Home > News > Dr. Noureddine Melikechi Appointed VP of Research
Archive

Dr. Noureddine Melikechi Appointed VP of Research

Friday, August 13, 2010

 

 

DSU President Harry Lee Williams has appointed Dr. Noureddine Melikechi to be the University’s interim vice president of research, a newly created executive leadership post.
 
Dr. Melikechi, a 15-year faculty member at Delaware State University, was named last spring as the permanent dean of the institution’s College of Mathematics, Natural Sciences and Technology after having served as the interim dean of that college since October 2008.
 
While Dr. Melikechi will continue as the dean of that college, as the interim vice president of research he will be responsible for the oversight of the University’s research portfolio, including state and federal initiatives.
 
“Dr. Melikechi is a proven leader and a premier researcher for our University. The breadth and depth of knowledge he brings will strengthen DSU’s position in research funding circles as well as forge important collaborations,” Dr. Williams said.
 
Dr. Melikechi joined DSU in 1995 as an assistant professor of physics. He was promoted to associate professor in 1997 and attained full professor status in 2002.
 
Since his arrival, he has been highly instrumental in the University’s development of optics curriculum and research. In 1998 Dr. Melikechi founded DSU’s Applied Optics Center, and later he was the principal investigator in research proposals through which DSU received two separate $5 million grants – in 2006 and 2009 – for optics research.
 
As the result of those two grants, Dr. Melikechi founded the Center for Education and Research in Optics Sciences and the Center for Applied Optics for Space Science.
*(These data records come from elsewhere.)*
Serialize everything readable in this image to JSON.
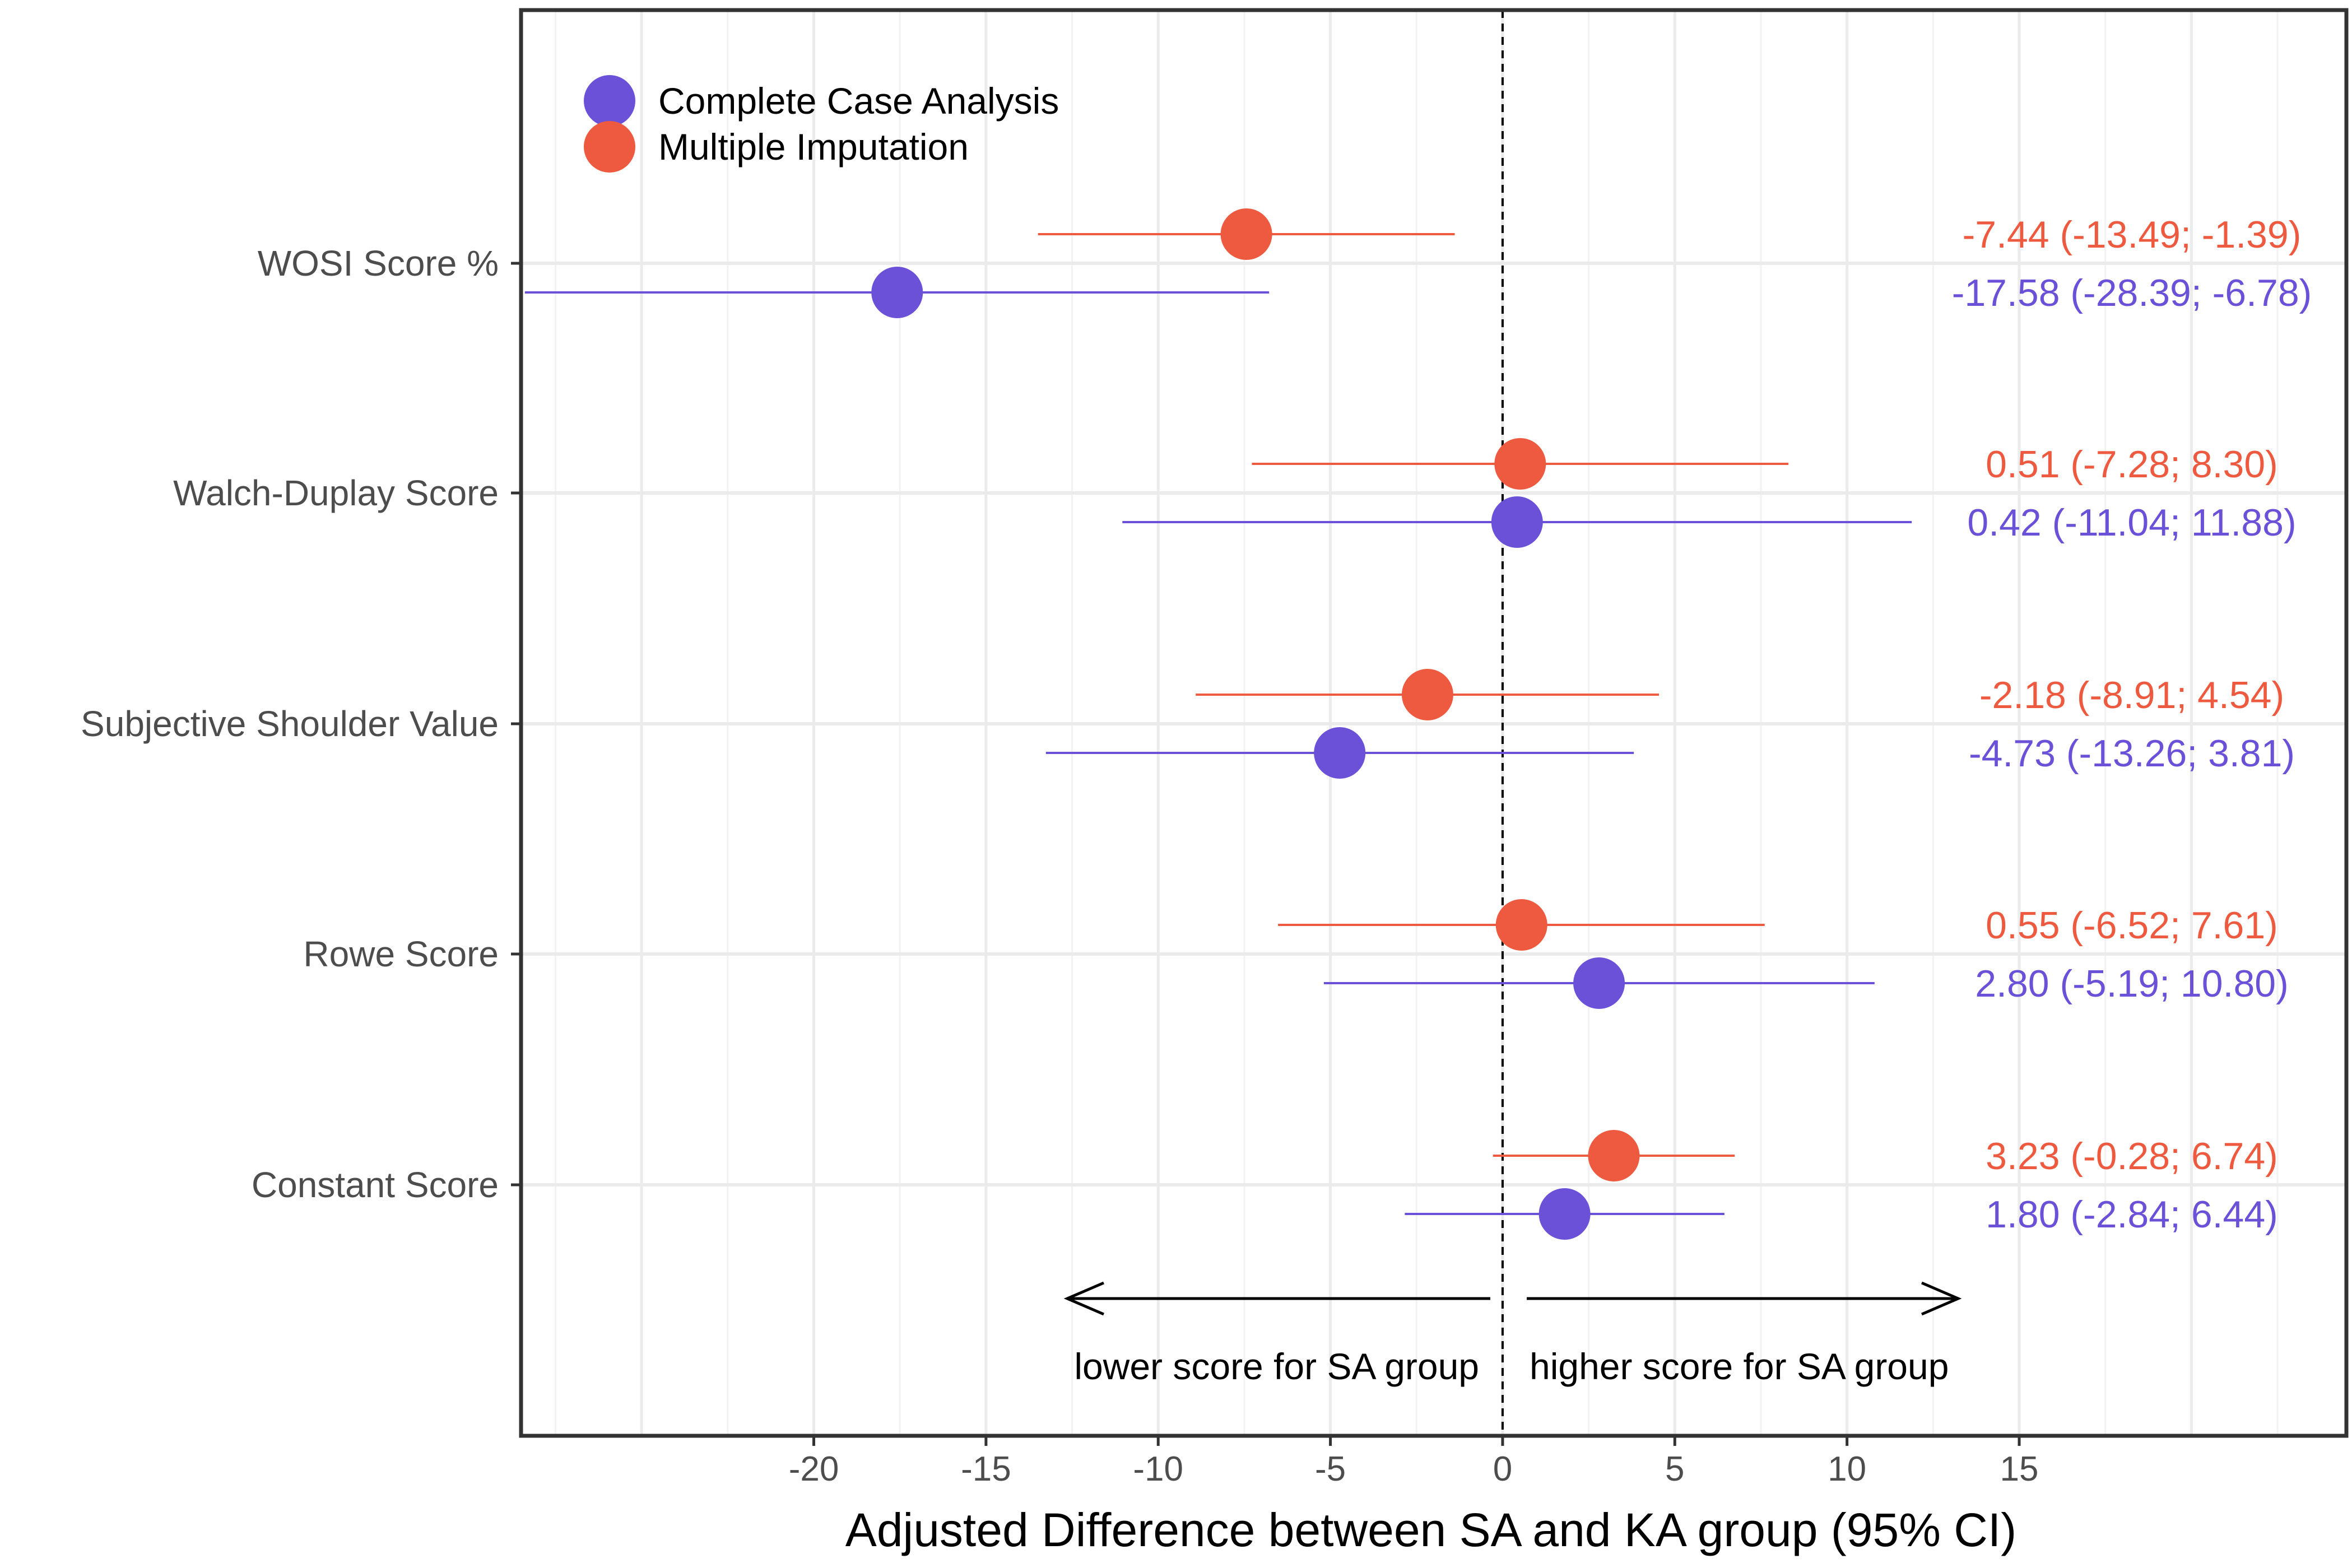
{
  "chart_data": {
    "type": "forest",
    "xlabel": "Adjusted Difference between SA and KA group (95% CI)",
    "xlim": [
      -28.5,
      24.5
    ],
    "xticks": [
      -20,
      -15,
      -10,
      -5,
      0,
      5,
      10,
      15
    ],
    "xtick_labels": [
      "-20",
      "-15",
      "-10",
      "-5",
      "0",
      "5",
      "10",
      "15"
    ],
    "grid": true,
    "reference_line": 0,
    "legend": {
      "position": "top-left",
      "entries": [
        {
          "name": "Complete Case Analysis",
          "color": "#6A51D8"
        },
        {
          "name": "Multiple Imputation",
          "color": "#EE5A3F"
        }
      ]
    },
    "categories": [
      "WOSI Score %",
      "Walch-Duplay Score",
      "Subjective Shoulder Value",
      "Rowe Score",
      "Constant Score"
    ],
    "series": [
      {
        "name": "Multiple Imputation",
        "color": "#EE5A3F",
        "estimates": [
          -7.44,
          0.51,
          -2.18,
          0.55,
          3.23
        ],
        "lower": [
          -13.49,
          -7.28,
          -8.91,
          -6.52,
          -0.28
        ],
        "upper": [
          -1.39,
          8.3,
          4.54,
          7.61,
          6.74
        ],
        "labels": [
          "-7.44 (-13.49; -1.39)",
          "0.51 (-7.28; 8.30)",
          "-2.18 (-8.91; 4.54)",
          "0.55 (-6.52; 7.61)",
          "3.23 (-0.28; 6.74)"
        ]
      },
      {
        "name": "Complete Case Analysis",
        "color": "#6A51D8",
        "estimates": [
          -17.58,
          0.42,
          -4.73,
          2.8,
          1.8
        ],
        "lower": [
          -28.39,
          -11.04,
          -13.26,
          -5.19,
          -2.84
        ],
        "upper": [
          -6.78,
          11.88,
          3.81,
          10.8,
          6.44
        ],
        "labels": [
          "-17.58 (-28.39; -6.78)",
          "0.42 (-11.04; 11.88)",
          "-4.73 (-13.26; 3.81)",
          "2.80 (-5.19; 10.80)",
          "1.80 (-2.84; 6.44)"
        ]
      }
    ],
    "annotations": {
      "left_arrow_label": "lower score for SA group",
      "right_arrow_label": "higher score for SA group"
    }
  }
}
These two centers are focused on developing the next generation of optical scientists and on developing new technologies that can be used for the early detection of threats, including cancer, and for space application.
 
Dr. Melikechi is a native of Algeria where he graduated with a Diplôme d’Etudes Supérieures in Physics from the University of Sciences and Technology of Algiers. He then went on to the University of Sussex in England to pursue graduate work in the area of atomic, molecular and optical physics and received a Master of Sciences in 1982 and a Doctorate of Philosophy (D.Phil.) in Physics in 1987.